Per giorni non pensai a quell’uomo che mi aveva aiutata in un momento così tragico. Dovevo risolvere le pratiche burocratiche che si avviano quando muore un genitore. Mia madre era mancata da un minuto all’altro. La persona più importante della mia vita non c’era più. Un batter di ciglia e tutto il mio mondo era crollato in quell’ascensore. Nemmeno il tempo di dirle addio. Di capire. Stroncata a cinquantasei anni da un aneurisma all’aorta. Neanche se lo sentisse, era venuta a Milano apposta per trascorrere gli ultimi istanti della sua vita insieme a me.

Era cominciata così la mia vita da sposina a Milano. A parte quel dolore lacerante, quella perdita che ancora oggi mi dilania, è stato un tempo meraviglioso quello trascorso  in quella  città piena di luci e nebbie. Lì sono nati i nostri figli, Alessio e Jacopo, la nostra vera gioia, lì abbiamo lavorato e costruito le solide basi della nostra esistenza insieme. Nel 1990, dopo aver chiesto il trasferimento, io ed Egidio siamo tornati a casa. Entrambi in pensione da qualche anno, siamo sempre una coppia molto affiatata.

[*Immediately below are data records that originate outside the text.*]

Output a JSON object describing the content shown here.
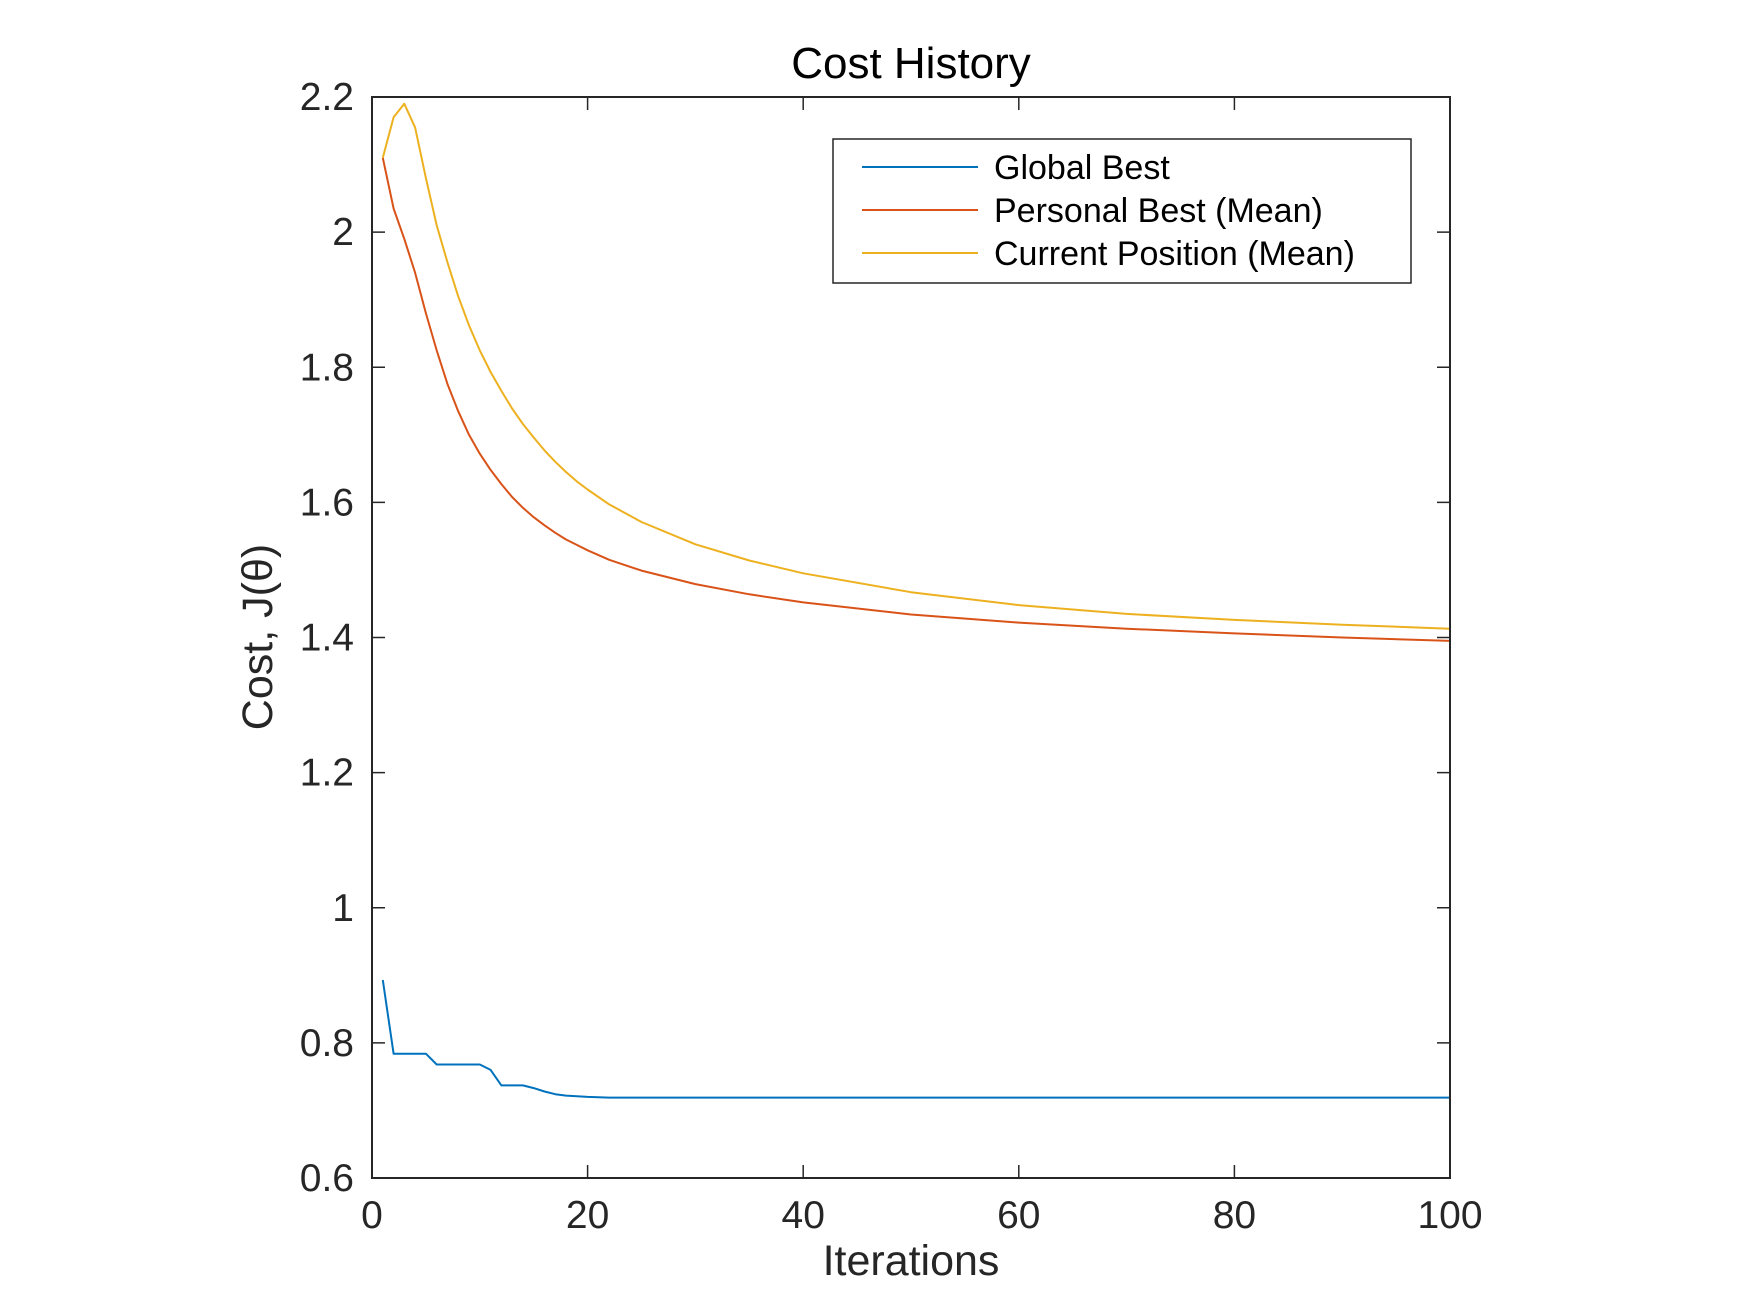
{
  "chart_data": {
    "type": "line",
    "title": "Cost History",
    "xlabel": "Iterations",
    "ylabel": "Cost, J(θ)",
    "xlim": [
      0,
      100
    ],
    "ylim": [
      0.6,
      2.2
    ],
    "xticks": [
      0,
      20,
      40,
      60,
      80,
      100
    ],
    "xtick_labels": [
      "0",
      "20",
      "40",
      "60",
      "80",
      "100"
    ],
    "yticks": [
      0.6,
      0.8,
      1,
      1.2,
      1.4,
      1.6,
      1.8,
      2,
      2.2
    ],
    "ytick_labels": [
      "0.6",
      "0.8",
      "1",
      "1.2",
      "1.4",
      "1.6",
      "1.8",
      "2",
      "2.2"
    ],
    "grid": false,
    "legend_position": "top-right",
    "series": [
      {
        "name": "Global Best",
        "color": "#0072BD",
        "x": [
          1,
          2,
          3,
          4,
          5,
          6,
          7,
          8,
          9,
          10,
          11,
          12,
          13,
          14,
          15,
          16,
          17,
          18,
          19,
          20,
          22,
          25,
          30,
          40,
          50,
          60,
          70,
          80,
          90,
          100
        ],
        "y": [
          0.893,
          0.784,
          0.784,
          0.784,
          0.784,
          0.768,
          0.768,
          0.768,
          0.768,
          0.768,
          0.76,
          0.737,
          0.737,
          0.737,
          0.733,
          0.728,
          0.724,
          0.722,
          0.721,
          0.72,
          0.719,
          0.719,
          0.719,
          0.719,
          0.719,
          0.719,
          0.719,
          0.719,
          0.719,
          0.719
        ]
      },
      {
        "name": "Personal Best (Mean)",
        "color": "#D95319",
        "x": [
          1,
          2,
          3,
          4,
          5,
          6,
          7,
          8,
          9,
          10,
          11,
          12,
          13,
          14,
          15,
          16,
          17,
          18,
          19,
          20,
          22,
          25,
          30,
          35,
          40,
          50,
          60,
          70,
          80,
          90,
          100
        ],
        "y": [
          2.11,
          2.035,
          1.99,
          1.94,
          1.88,
          1.825,
          1.775,
          1.735,
          1.7,
          1.672,
          1.648,
          1.627,
          1.608,
          1.592,
          1.578,
          1.566,
          1.555,
          1.545,
          1.537,
          1.529,
          1.515,
          1.499,
          1.479,
          1.464,
          1.452,
          1.434,
          1.422,
          1.413,
          1.406,
          1.4,
          1.395
        ]
      },
      {
        "name": "Current Position (Mean)",
        "color": "#EDB120",
        "x": [
          1,
          2,
          3,
          4,
          5,
          6,
          7,
          8,
          9,
          10,
          11,
          12,
          13,
          14,
          15,
          16,
          17,
          18,
          19,
          20,
          22,
          25,
          30,
          35,
          40,
          50,
          60,
          70,
          80,
          90,
          100
        ],
        "y": [
          2.11,
          2.17,
          2.19,
          2.155,
          2.08,
          2.01,
          1.955,
          1.905,
          1.862,
          1.825,
          1.793,
          1.765,
          1.739,
          1.716,
          1.696,
          1.677,
          1.66,
          1.645,
          1.631,
          1.619,
          1.597,
          1.571,
          1.538,
          1.514,
          1.495,
          1.467,
          1.448,
          1.435,
          1.426,
          1.419,
          1.413
        ]
      }
    ]
  }
}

Ho incontrato ancora qualche angelo che mi ha aiutata in questi anni ma il più importante, quello che quel 7 ottobre del ‘77 ha sollevato mia madre, è scolpito nel mio cuore. So bene che non tutti sono portati a credere ma io sono convinta che siano moltissime le creature che non viste si aggirano sulla Terra per venire in nostro soccorso. Capita che non ci facciamo caso. Quasi sempre, però, non possiamo più fare a meno di pensare a loro.